Si le salarié perçoit une rente, cette dernière s’impute sur l’indemnité temporaire d’inaptitude.

Le salarié peut contester un refus de la caisse de lui allouer une indemnité temporaire d’inaptitude (ITI). En cas de refus, il appartient à la caisse de justifier de motivée sa décision dans un délai de 2 mois. Une expertise médicale sera alors organisée.

Une fois que l’employeur a pris sa décision, (de reclassement ou de licenciement), il doit en informer la caisse dans un délai de 8 jours suivant la date de décision.

Quand et comment indemniser ?

L’indemnisation doit intervenir immédiatement après l’arrêt de travail. D’ailleurs le jour de l’accident est intégralement payé par l’employeur. Le salarié est indemnisé jusqu’à ce qu’il soit jugé apte à la reprise du travail où jusqu’à la date de consolidation mentionnée dans le dossier, c’est-à-dire la date où bien plus aucun traitement n’est nécessaire.

Le salarié blessé est indemnisé à hauteur de 60% de son salaire journalier de base, les 28 premiers jours et à 80% à compter du 29ème jour. (Article R.433-1 et R.433-3 du Code de la sécurité social)

Pour autant, l’indemnité ne peut dépasser un plafond égal au salaire journalier net de la victime calculé en déduisant un taux forfaitaire de 21%. (Article R.433-4 du Code de la sécurité social)

Bon à savoir : Le salaire journalier est égal à 1/30.42 de la dernière paie pour les salariés mensualisés ou à 1/365 du salaire des douze derniers mois pour les salariés saisonniers. Ce salaire ne peut dépasser 0.834% du plafond annuel de la sécurité sociale. Article R.433-2 et suivants du Code de la sécurité sociale.

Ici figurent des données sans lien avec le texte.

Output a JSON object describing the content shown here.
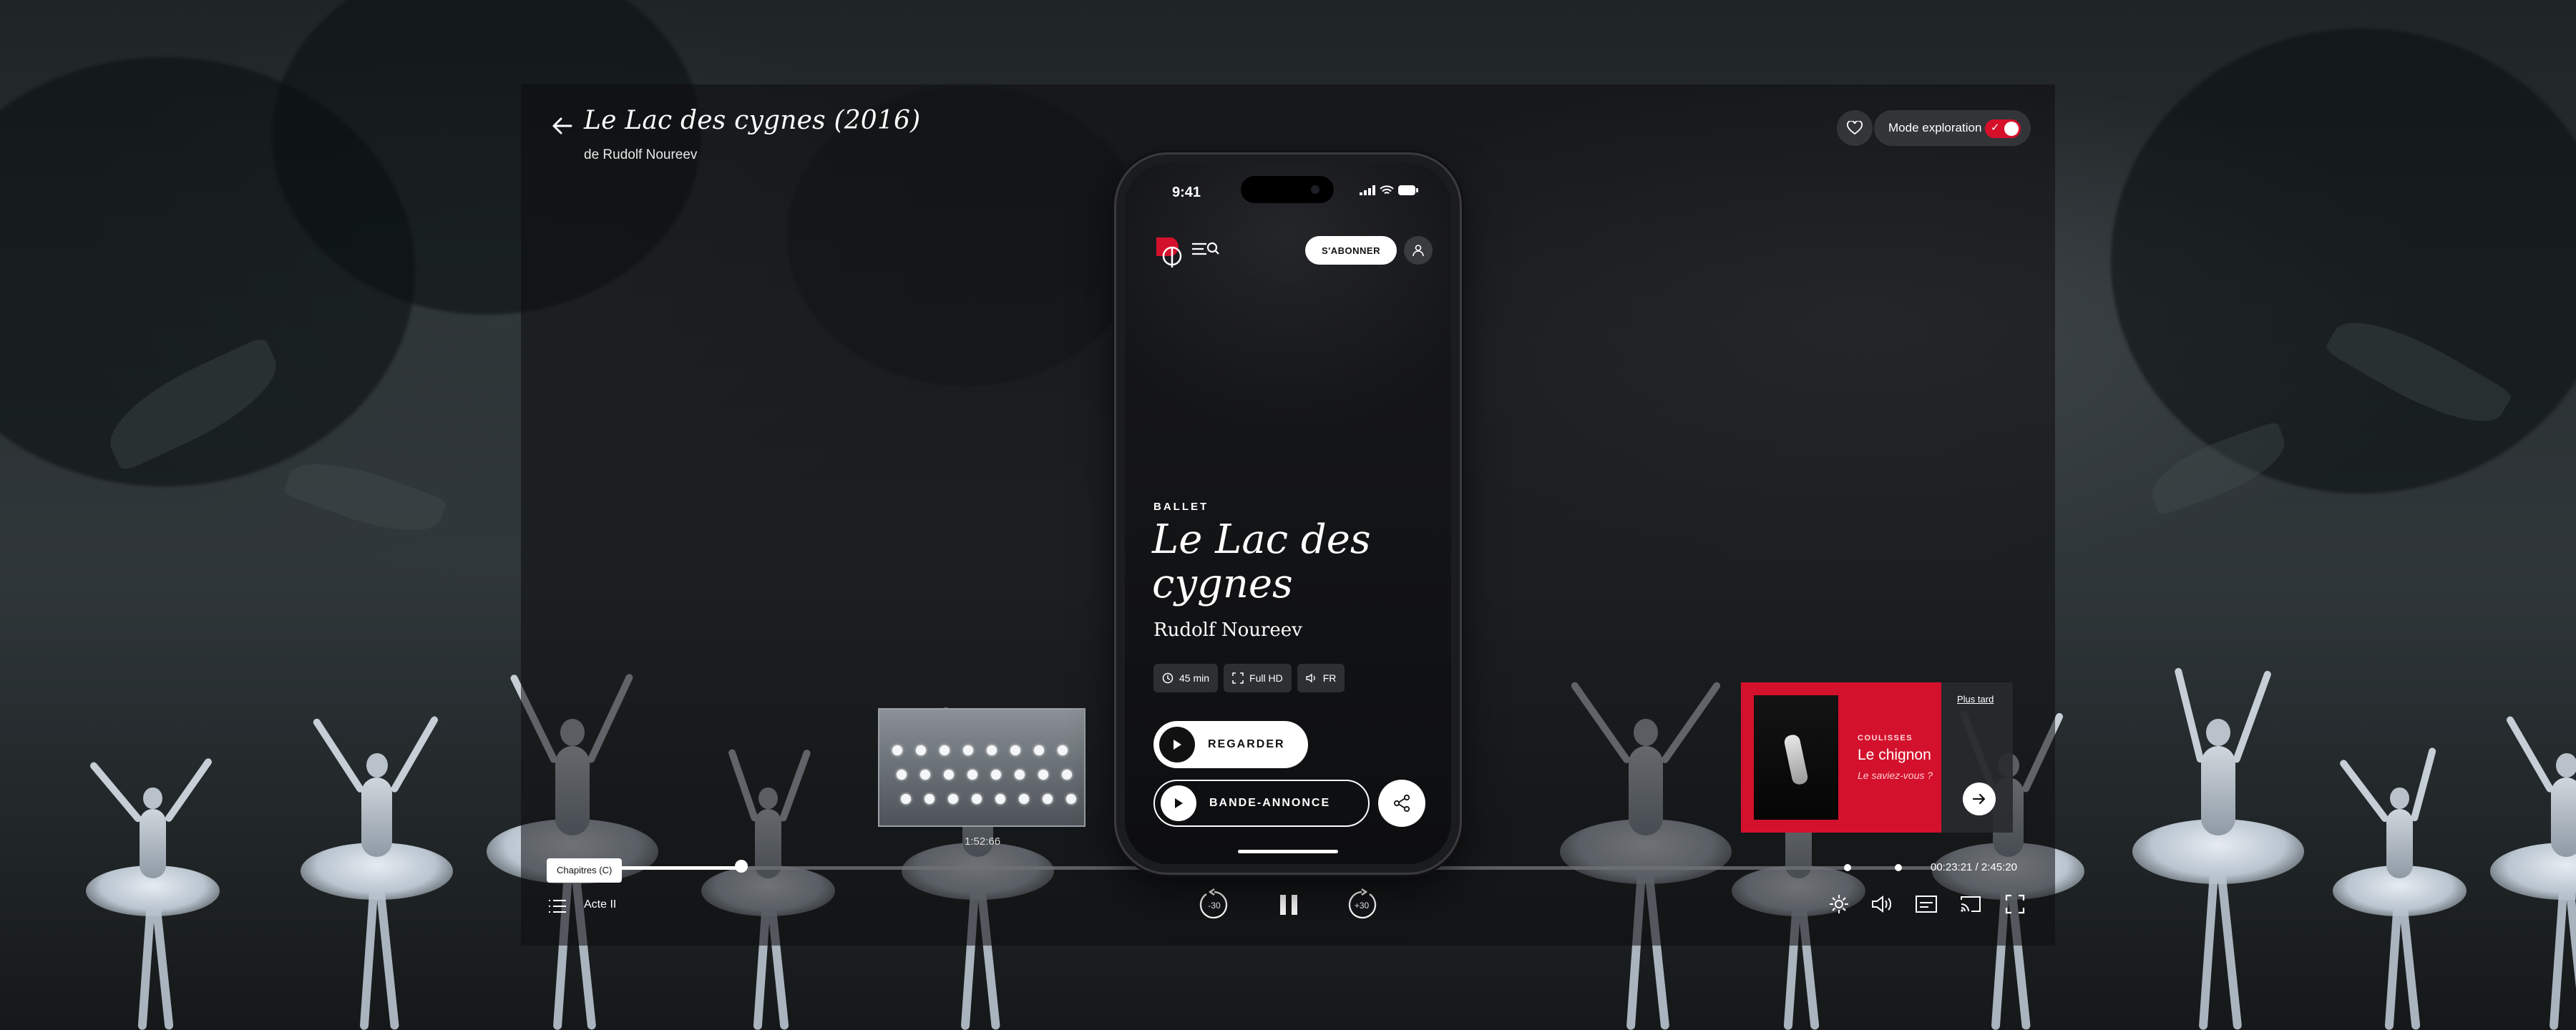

Le salarié est indemnisé à intervalles réguliers ne pouvant excéder 16 jours ouvrables. A noter que les indemnités journalières peuvent être versées à des proches de la victimes : conjoint ou personnes en charge de la victime.

Dans tout les cas, l’employeur sera subrogé dans les droits de la victime lorsque ce dernier lui maintient son salaire en totalité.

 

 

Fiche pratique mise à jour le 25 septembre 2018.